Understand your obligations
The balance sheet part of your forecast becomes even more important during uncertain times. And you do not necessarily need to do a full out 3-way forecast where you update your income statement, balance sheet and statement of cash flows with each month’s forecast adjustment. I tend to focus on cash flow during difficult times. The income statement part of the cash flow always comes first. And then I carry that over to a hybrid balance sheet/cash flow statement where you can see all your upcoming debt obligations and other non-income statement commitments. This lets you get ahead of the issues. If you know you are not going to meet an obligation, or you think it unlikely, you’ll know several months ahead if you are updating yourself regularly. And you can contact whoever you need to contact and do something about it. People are not stupid. Almost no one is going to try to hold you to a few payments if it means you’re likely to close up shop and not make the rest of your payments. Even banks don’t really want to repossess your assets. It is a giant pain in the rear for them and not what they are in business to do. So, get on the phone and start moving things around well ahead of time.

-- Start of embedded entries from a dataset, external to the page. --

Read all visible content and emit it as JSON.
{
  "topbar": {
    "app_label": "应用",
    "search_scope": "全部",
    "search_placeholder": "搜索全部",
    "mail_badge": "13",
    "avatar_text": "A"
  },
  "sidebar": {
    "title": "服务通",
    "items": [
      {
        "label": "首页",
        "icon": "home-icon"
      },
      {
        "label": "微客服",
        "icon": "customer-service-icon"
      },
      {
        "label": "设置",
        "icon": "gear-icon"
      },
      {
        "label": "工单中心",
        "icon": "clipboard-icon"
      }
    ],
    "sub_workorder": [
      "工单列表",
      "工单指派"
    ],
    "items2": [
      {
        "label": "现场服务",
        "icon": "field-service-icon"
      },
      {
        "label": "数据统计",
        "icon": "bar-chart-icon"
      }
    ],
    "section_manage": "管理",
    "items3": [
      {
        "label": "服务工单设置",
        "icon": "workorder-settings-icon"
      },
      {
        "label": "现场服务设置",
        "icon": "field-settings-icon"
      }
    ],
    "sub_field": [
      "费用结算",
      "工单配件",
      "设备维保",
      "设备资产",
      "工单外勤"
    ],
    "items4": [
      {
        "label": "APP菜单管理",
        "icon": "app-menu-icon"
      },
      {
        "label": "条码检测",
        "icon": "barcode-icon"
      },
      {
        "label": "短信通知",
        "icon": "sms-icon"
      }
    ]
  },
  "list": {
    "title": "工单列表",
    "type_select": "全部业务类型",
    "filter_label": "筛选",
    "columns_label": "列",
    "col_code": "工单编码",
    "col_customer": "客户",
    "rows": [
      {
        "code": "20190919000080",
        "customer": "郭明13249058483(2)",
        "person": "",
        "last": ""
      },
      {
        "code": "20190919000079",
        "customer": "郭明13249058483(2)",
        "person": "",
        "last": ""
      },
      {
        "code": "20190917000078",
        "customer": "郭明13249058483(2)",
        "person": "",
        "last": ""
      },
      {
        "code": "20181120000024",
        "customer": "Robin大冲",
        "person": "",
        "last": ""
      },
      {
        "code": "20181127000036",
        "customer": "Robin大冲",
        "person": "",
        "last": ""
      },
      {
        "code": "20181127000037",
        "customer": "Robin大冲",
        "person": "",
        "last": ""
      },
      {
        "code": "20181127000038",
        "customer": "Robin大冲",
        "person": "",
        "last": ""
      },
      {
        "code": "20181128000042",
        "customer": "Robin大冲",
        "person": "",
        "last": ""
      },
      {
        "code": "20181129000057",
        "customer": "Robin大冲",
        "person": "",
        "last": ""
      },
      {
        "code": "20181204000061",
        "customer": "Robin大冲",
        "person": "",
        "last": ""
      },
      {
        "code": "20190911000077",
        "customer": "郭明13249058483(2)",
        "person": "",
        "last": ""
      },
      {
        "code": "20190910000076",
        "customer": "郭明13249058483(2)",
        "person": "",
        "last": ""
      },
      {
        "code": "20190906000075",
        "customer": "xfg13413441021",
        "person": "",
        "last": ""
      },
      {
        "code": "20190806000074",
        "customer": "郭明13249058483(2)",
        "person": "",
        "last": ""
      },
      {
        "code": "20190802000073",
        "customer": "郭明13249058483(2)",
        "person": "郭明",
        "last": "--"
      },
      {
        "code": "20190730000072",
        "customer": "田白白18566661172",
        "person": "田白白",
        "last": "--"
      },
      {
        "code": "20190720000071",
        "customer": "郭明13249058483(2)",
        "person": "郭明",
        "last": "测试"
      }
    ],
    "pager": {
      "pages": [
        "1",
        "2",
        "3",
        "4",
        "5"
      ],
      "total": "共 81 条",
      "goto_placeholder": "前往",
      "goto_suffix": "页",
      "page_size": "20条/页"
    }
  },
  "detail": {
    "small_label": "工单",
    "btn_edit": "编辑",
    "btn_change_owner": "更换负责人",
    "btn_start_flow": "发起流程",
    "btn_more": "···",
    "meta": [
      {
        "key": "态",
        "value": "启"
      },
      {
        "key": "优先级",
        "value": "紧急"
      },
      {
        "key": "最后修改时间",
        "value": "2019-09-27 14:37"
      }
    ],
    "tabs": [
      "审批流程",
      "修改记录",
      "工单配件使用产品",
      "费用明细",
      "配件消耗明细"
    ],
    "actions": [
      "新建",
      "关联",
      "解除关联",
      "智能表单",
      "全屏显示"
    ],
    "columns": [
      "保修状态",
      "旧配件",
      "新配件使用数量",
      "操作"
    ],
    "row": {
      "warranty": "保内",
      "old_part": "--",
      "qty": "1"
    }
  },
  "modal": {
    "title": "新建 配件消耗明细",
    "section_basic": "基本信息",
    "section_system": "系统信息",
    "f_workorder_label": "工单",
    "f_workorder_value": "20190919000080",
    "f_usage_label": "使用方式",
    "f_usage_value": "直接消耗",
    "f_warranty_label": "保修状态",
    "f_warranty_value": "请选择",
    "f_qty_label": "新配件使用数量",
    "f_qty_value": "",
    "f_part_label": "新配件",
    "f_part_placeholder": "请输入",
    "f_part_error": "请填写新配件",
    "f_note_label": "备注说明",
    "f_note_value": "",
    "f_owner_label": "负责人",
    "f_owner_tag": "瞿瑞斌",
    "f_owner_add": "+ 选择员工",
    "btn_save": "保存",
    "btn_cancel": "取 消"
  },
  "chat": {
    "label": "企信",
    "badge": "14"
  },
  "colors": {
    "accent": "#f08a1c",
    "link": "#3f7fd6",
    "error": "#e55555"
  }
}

Survival skills in the wild
During uncertain times, the rolling forecast and resulting rolling restaurant budget becomes your ally in survival. You need to think about what is likely to happen and be ready to adapt quickly. You need to make tough decisions and take some risks. And you need to track the success of your actions. Remember, when something beyond your control is having a negative impact on your business, and you are reasonably sure it will end within the next couple years, the main goal is to get to that end with enough energy and cash to start growing again when you can. Going through the process of updating your forecast often and adjusting your expectations and plans is a huge step in making it there. It will keep you hyper aware of your situation and will allow you to make the creative and difficult decisions you need to make to ensure that as many people as possible still have a job in the end.